A long, haunting howl filled the air. He pulled on his horse’s reins at the sight of dogs forming a circle, snarling and snapping. It was then that he realized how much smaller she was. Her eyes darted back and forth, her rounded ears drew back against her head.

“Back!” he shouted at the dogs.

Only one of the hounds heeded his voice. This was not what he imagined. It was one thing to kill, it was another to torment and terrorize.

He swallowed, shaking hands holding his rifle. All he could think about was the fear in the vixen’s eyes. She was like a princess surrounded by raging infidels. Heart racing, he looked around to see if any of the other hunters were in sight.

No one.

He fired a bullet into the air. Shocked by the random sound, a few of the dogs jumped back. The fox saw her chance to flee, but the dogs in their superior strength caught up to her. One picked her up and held her in his powerful jaws.

“No!” he shouted. “Stop!”

Before his echoing voice vanished, they had already mauled her. In blood thirsty madness, the ravenous canines fled in search of their next prey. Still in the fallen leaves she laid. How had he been foolish enough to think that it could have gone any other way?

The vixen’s life brutally stolen to satisfy a fat, privileged lady. He jumped down from his mount, removed his jacket and knelt next to her.

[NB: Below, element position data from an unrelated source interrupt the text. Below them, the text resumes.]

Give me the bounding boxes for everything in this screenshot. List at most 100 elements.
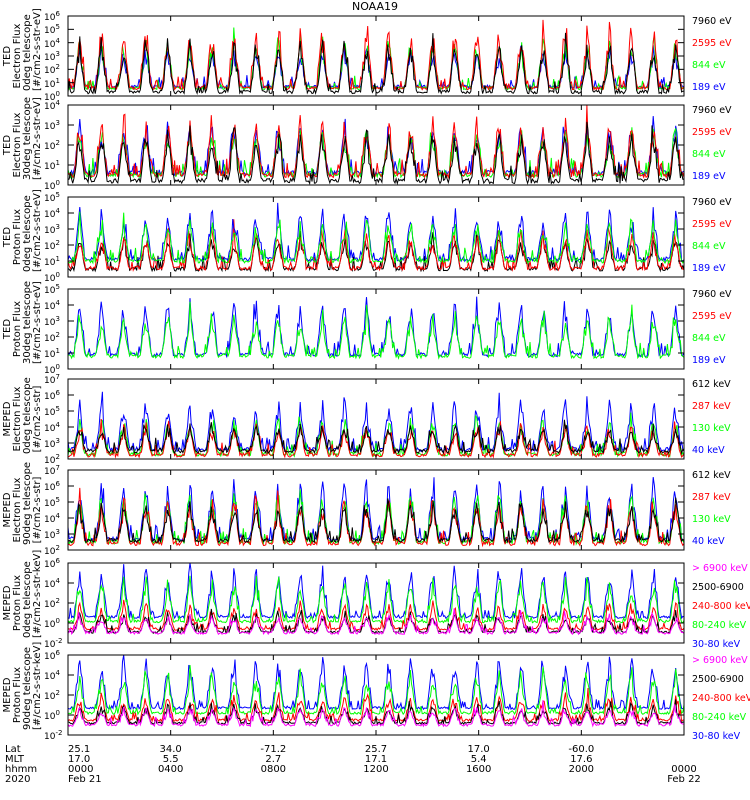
y-tick-label: 104 <box>44 99 60 112</box>
axis-value: 2000 <box>568 764 595 775</box>
legend-entry: 844 eV <box>692 241 726 252</box>
legend-entry: 130 keV <box>692 514 731 525</box>
axis-value: 0000 <box>671 764 697 775</box>
axis-value: 17.1 <box>364 754 388 765</box>
y-tick-label: 103 <box>44 315 60 328</box>
y-axis-label: TED Electron Flux 0deg telescope [#/cm2-s-s… <box>2 8 43 91</box>
legend-entry: 40 keV <box>692 445 725 456</box>
y-tick-label: 106 <box>44 480 60 493</box>
series-ted-p-0-844-ev <box>67 211 685 265</box>
legend-entry: 287 keV <box>692 401 731 412</box>
y-tick-label: 101 <box>44 347 60 360</box>
y-tick-label: 102 <box>44 597 60 610</box>
y-axis-label: MEPED Proton Flux 90deg telescope [#/cm2-s-… <box>2 641 43 730</box>
y-tick-label: 102 <box>44 689 60 702</box>
axis-value: -60.0 <box>568 744 595 755</box>
legend-entry: 844 eV <box>692 60 726 71</box>
y-axis-label: MEPED Electron Flux 0deg telescope [#/cm2-s… <box>2 377 43 454</box>
y-tick-label: 104 <box>44 207 60 220</box>
axis-value: 2.7 <box>265 754 282 765</box>
y-tick-label: 106 <box>44 649 60 662</box>
y-tick-label: 103 <box>44 223 60 236</box>
axis-value: 17.6 <box>570 754 593 765</box>
y-tick-label: 101 <box>44 255 60 268</box>
y-tick-label: 104 <box>44 669 60 682</box>
legend-entry: 2500-6900 <box>692 582 744 593</box>
axis-value: Feb 21 <box>68 774 102 785</box>
y-tick-label: 10-2 <box>44 729 63 742</box>
legend-entry: 612 keV <box>692 470 731 481</box>
series-ted-p-0-2595-ev <box>67 219 685 272</box>
legend-entry: 7960 eV <box>692 16 732 27</box>
series-meped-p-0-240-800-kev <box>67 599 685 632</box>
y-tick-label: 104 <box>44 36 60 50</box>
y-tick-label: 103 <box>44 119 60 132</box>
y-tick-label: 103 <box>44 437 60 450</box>
y-tick-label: 102 <box>44 63 60 77</box>
legend-entry: 844 eV <box>692 149 726 160</box>
series-meped-e-90-612-kev <box>67 497 685 544</box>
chart-title: NOAA19 <box>351 0 399 13</box>
series-meped-p-90-80-240-kev <box>67 665 685 716</box>
y-tick-label: 105 <box>44 191 60 204</box>
y-tick-label: 104 <box>44 512 60 525</box>
y-tick-label: 106 <box>44 389 60 402</box>
legend-entry: 2595 eV <box>692 127 732 138</box>
y-tick-label: 107 <box>44 464 60 477</box>
panel-meped-p-90 <box>67 654 685 736</box>
axis-value: 5.5 <box>162 754 179 765</box>
legend-entry: 2595 eV <box>692 311 732 322</box>
y-tick-label: 100 <box>44 363 60 376</box>
y-tick-label: 102 <box>44 331 60 344</box>
y-tick-label: 100 <box>44 271 60 284</box>
series-ted-p-30-844-ev <box>67 301 685 360</box>
panel-ted-e-0 <box>67 15 685 97</box>
legend-entry: 80-240 keV <box>692 712 747 723</box>
legend-entry: 40 keV <box>692 536 725 547</box>
axis-value: 34.0 <box>159 744 182 755</box>
series-meped-p-90--6900-kev <box>67 700 685 728</box>
legend-entry: 2595 eV <box>692 219 732 230</box>
axis-value: 5.4 <box>470 754 487 765</box>
panel-ted-p-0 <box>67 196 685 278</box>
legend-entry: 7960 eV <box>692 289 732 300</box>
y-axis-label: TED Proton Flux 0deg telescope [#/cm2-s-str… <box>2 189 43 272</box>
axis-value: 17.0 <box>467 744 490 755</box>
y-tick-label: 105 <box>44 496 60 509</box>
y-tick-label: 103 <box>44 50 60 63</box>
legend-entry: > 6900 keV <box>692 655 748 666</box>
axis-value: 17.0 <box>68 754 91 765</box>
y-tick-label: 105 <box>44 23 60 37</box>
series-meped-e-0-612-kev <box>67 419 685 455</box>
axis-row-label: MLT <box>5 754 24 765</box>
panel-meped-e-0 <box>67 378 685 460</box>
y-tick-label: 102 <box>44 139 60 152</box>
legend-entry: 80-240 keV <box>692 620 747 631</box>
axis-value: -71.2 <box>260 744 287 755</box>
y-tick-label: 100 <box>44 179 60 192</box>
series-ted-e-30-2595-ev <box>67 104 685 180</box>
legend-entry: 189 eV <box>692 263 726 274</box>
y-tick-label: 103 <box>44 528 60 541</box>
y-tick-label: 104 <box>44 299 60 312</box>
y-tick-label: 106 <box>44 557 60 570</box>
axis-value: 0400 <box>157 764 184 775</box>
axis-row-label: hhmm <box>5 764 38 775</box>
series-meped-p-0-80-240-kev <box>67 575 685 625</box>
axis-value: 25.1 <box>68 744 91 755</box>
y-tick-label: 100 <box>44 709 60 722</box>
series-meped-p-0--6900-kev <box>67 608 685 636</box>
y-tick-label: 104 <box>44 577 60 590</box>
axis-value: 0800 <box>260 764 287 775</box>
y-tick-label: 106 <box>44 10 60 23</box>
panel-ted-p-30 <box>67 288 685 370</box>
legend-entry: 7960 eV <box>692 105 732 116</box>
axis-value: Feb 22 <box>667 774 701 785</box>
axis-value: 1600 <box>465 764 492 775</box>
y-axis-label: TED Proton Flux 30deg telescope [#/cm2-s-st… <box>2 280 43 364</box>
y-tick-label: 100 <box>44 90 60 103</box>
y-tick-label: 102 <box>44 453 60 466</box>
axis-row-label: Lat <box>5 744 21 755</box>
legend-entry: > 6900 keV <box>692 563 748 574</box>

“Curse your damn coat!” he cried.

Had her fur been a drab grey, no one would have bothered her. He wrapped her up in his coat. Her body was still warm. Moments ago, she had been wandering about the forest in bliss. His worst failure was this. He had behaved as nothing more than a savage, at her expense.

He remounted, and rode for the meadow of white wild flowers where he would leave her to rest in peace.